从南樛一号的女主人到虚烟院子一号的女主人,从周寘行的妻子到奚午承的妻子。
从一场可供沉湎的梦到一场荒凉死寂的——如果能称为梦,且称为梦。
奚午蔓不确定镜子里那张脸是一向如此,还是像那位叫吕树的女士说的那样,由于一场车祸,整张脸都完全变了样。

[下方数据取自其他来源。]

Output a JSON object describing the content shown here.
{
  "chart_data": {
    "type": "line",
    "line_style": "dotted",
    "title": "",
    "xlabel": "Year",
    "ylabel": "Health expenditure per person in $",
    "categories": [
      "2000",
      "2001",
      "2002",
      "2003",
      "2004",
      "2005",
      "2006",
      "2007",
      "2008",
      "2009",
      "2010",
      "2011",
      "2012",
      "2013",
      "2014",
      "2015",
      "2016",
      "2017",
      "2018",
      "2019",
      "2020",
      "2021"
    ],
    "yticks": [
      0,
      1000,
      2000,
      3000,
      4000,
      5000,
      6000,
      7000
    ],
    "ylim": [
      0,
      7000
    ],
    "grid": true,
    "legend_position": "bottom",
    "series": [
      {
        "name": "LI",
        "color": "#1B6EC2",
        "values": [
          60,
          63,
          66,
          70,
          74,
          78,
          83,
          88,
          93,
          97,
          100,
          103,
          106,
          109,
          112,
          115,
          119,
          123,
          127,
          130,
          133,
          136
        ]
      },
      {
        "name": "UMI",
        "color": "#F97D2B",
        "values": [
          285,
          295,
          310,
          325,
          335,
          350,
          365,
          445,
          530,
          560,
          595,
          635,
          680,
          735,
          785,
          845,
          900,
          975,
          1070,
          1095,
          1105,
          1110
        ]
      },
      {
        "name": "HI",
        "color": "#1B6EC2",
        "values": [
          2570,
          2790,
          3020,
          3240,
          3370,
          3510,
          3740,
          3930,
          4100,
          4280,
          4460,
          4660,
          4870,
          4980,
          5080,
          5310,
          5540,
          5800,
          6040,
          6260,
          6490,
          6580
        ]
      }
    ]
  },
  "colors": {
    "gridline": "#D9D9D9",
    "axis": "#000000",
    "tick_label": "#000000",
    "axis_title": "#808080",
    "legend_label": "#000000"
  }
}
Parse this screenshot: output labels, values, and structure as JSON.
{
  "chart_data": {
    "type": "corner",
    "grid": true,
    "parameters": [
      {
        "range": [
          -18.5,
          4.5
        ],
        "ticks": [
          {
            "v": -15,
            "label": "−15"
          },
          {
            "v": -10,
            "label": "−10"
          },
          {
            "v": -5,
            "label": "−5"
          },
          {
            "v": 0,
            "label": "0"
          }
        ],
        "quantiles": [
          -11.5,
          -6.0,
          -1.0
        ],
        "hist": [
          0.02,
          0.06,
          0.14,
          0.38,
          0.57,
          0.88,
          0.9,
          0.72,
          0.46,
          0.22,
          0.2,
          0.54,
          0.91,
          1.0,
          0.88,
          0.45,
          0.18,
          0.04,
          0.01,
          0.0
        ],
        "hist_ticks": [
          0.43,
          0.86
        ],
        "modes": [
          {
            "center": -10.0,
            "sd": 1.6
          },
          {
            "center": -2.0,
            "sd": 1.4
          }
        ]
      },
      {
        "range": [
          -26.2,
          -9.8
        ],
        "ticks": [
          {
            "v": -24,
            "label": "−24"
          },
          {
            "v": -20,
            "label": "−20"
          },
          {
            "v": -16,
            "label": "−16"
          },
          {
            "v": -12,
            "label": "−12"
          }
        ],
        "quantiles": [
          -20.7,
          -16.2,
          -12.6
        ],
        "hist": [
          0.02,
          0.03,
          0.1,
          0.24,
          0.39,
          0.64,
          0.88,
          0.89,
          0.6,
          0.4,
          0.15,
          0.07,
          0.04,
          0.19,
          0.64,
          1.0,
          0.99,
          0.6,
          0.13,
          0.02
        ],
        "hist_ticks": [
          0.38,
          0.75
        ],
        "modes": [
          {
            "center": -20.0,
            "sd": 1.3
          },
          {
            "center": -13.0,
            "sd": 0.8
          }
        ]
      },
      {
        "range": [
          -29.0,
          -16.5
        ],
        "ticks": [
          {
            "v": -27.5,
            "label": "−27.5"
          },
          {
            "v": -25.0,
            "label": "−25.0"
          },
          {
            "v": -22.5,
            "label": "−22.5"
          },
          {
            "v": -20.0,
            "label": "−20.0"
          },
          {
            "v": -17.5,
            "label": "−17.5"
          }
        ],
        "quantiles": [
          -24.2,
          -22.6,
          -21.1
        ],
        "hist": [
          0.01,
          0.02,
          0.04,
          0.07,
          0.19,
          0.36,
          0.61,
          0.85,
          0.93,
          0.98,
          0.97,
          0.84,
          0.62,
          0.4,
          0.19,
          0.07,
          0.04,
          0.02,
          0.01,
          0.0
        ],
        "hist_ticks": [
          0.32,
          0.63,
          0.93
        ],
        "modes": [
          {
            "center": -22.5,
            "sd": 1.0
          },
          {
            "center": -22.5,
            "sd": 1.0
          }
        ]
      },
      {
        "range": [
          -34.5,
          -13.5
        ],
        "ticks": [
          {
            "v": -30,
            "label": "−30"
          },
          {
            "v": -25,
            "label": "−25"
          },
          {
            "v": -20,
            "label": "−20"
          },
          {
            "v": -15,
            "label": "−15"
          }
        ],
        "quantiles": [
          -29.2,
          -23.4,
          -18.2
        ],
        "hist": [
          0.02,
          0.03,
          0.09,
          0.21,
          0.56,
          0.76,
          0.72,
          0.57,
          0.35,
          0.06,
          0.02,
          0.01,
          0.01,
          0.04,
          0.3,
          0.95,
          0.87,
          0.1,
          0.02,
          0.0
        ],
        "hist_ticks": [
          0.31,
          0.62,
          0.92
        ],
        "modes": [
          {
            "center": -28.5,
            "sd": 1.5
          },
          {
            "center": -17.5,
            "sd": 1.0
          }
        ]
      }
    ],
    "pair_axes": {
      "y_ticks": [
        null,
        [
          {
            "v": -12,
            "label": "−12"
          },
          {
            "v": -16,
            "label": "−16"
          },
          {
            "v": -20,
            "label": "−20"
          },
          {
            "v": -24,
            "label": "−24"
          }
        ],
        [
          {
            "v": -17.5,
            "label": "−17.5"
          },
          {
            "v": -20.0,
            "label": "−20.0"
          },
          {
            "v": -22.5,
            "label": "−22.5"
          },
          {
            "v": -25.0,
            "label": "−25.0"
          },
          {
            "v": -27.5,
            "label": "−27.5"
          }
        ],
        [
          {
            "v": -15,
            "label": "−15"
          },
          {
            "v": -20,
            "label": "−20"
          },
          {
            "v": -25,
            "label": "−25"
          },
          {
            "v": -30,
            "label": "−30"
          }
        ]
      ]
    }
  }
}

或者说,她不是她,她是被植入别人的记忆的、没有自己的过去的人,所以她在长达一个半月的生活不能自理、语言功能严重障碍之后,轻而易举就接受了这个身份,也接受了这干瘦的身体与枯槁的脸。
w公司创始人的妻子——噢,那已经死掉的,周寘行先生的遗孀——就这样被奚午承先生捡了回来。
“你是谁?”
“你哥哥。”
“我是谁?”
“我妻子。”
那天的阳光很亮,世界很亮,失色严重。要很仔细地看,才能从那大面积的黑白中分辨出一些细微的色彩。很短暂,那些细微的色彩坚持不了多久,甚至不如印象中天边的红霞有毅力。
很容易习惯那样的暗淡,仿佛这世界从来就是那样,平淡无味。
所有色彩都死掉了,跟某个人的生命一样,短暂。这要命的、没完没了的黑与白。
连最纯粹的素描作品也会有偏色。这该死的。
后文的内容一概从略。